I am reminded of my tender years when during occasional visit to my village, some friend would whisper that this house belongs to a Revenue Clerk (Patwari) who takes bribe, so don’t eat or drink from here. Now the same house has transformed into a huge bungalow with “Haza-min-Fazllah Raabi” carved on top of it. People consider it an honour to be invited there. The murmur is no more, now people talk of their wealth and resourcefulness and honour them for their power. Such has been our moral degeneration over the last three to four decades.
Though it’s distressing, but there is no wonder that we can hardly find an organisation in the country that could be classified as corruption free. It is widespread yet difficult to be proved. Everyone complains of it, however, makes effort to approach functionaries of different departments using fair or foul means to get their jobs done.
A dispassionate scrutiny of the whole situation reveals that the menace isn’t confined to governmental departments alone, rather the whole society has been infected. In fact, it has become our way of life. Our political and bureaucratic offices are infested with abuses like nepotism, embezzlement, bribery, extortion, influence peddling, and fraud.
These foul practices are posing developmental challenge, undermining democracy and hampering accountability. Corruption in judicial system has eroded the rule of law, weakened the institutions and undermined social and cultural values. It has impeded economic development, enhanced inefficiency and cost of doing business. In the presence of all these vices, there is no wonder that we listen of corruption scandals every now and then. Certainly, it has eaten up the country like termite.
The major governmental enterprises like PIA, Railways, Steel Mill, Wapda and other energy sector establishments, health services, education, etc. have almost collapsed and are on the verge of closure. Are we so incompetent and naive that we can neither arrest the situation nor can turn it around? In fact, that is not the case; we have no shortage of honest and competent people. What we need is to denounce corruption as a nation, rise above personal gains and muster political will to put the things right.
Corruption is a global phenomenon and there are nations who have successfully managed to control this Jinni. The recipe calls for limiting the authority of government officials, removing their discretionary powers, putting in place an effective system of checks and balances and stern accountability. Use of modern technology to minimize human interaction and their control over processes can go a long way in reducing corruption.
As an easy way out, privatisation is also advocated as a measure that relieves the government of administrative and financial responsibilities. Liberalisation of governmental control on business activities like elimination of tariffs, quotas, exchange rate, permits, etc also helps in checking corruption. But government should only resort to privatization and loosening of governmental control after a lot of deliberations as these two options can be exploited by corrupt elements. One of the most effective tools to check, control, and to bring corruption to justice is the media.
Investigative reporting can play an important role in unearthing and publicising malpractices. Media can also build pressure on the government to take preventive and punitive measures. In Pakistan, the media is doing a good job by identifying loose ends and by drawing the government’s attention towards such events.
One of the most obvious reason for the growth of corrupts in our society is increase in materialistic tendencies. In fact lust for money has gripped our society and as a community we have drifted away from Islam.
Honesty, contentment and social justice have given way to corruption, cruelty and lust. We are no more practicing one of the most emphasized injunctions of Islam that is to call people to righteous deeds and stop them from evil doing. We need to revisit our socio-religious structure because there is a definite increase in the number of mosques and those who regularly visit these for prayers but Islamic teaching like honesty, truthfulness, trustworthiness, balance in life, contentedness etc. aren’t visible in our society.

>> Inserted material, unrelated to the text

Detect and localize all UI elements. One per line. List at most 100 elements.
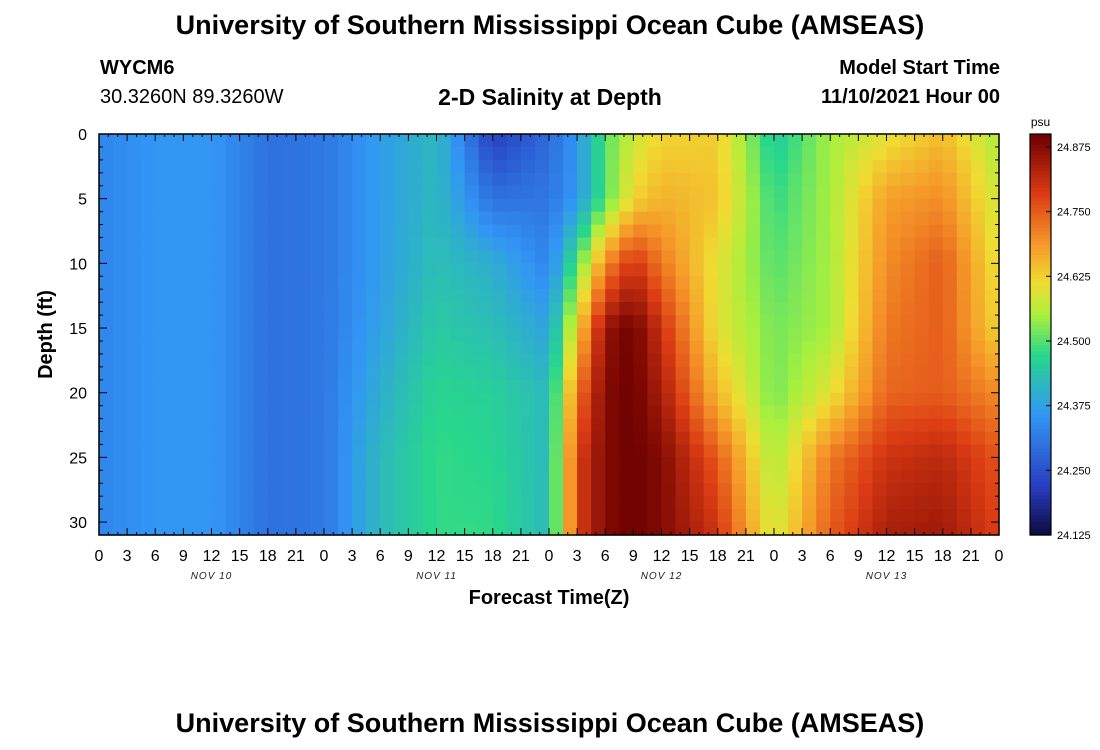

Obviously, there is a need to revitalise our beliefs that can only be done through enlightening education. A balanced education that makes us understand the Islamic principles rather than enslaving us of western philosophies holds key to our mental and material development. But let me remind you that there is no quick fix for such a grave problem. It is going to be a long drawn war, which can only be won through collective efforts of the people and government.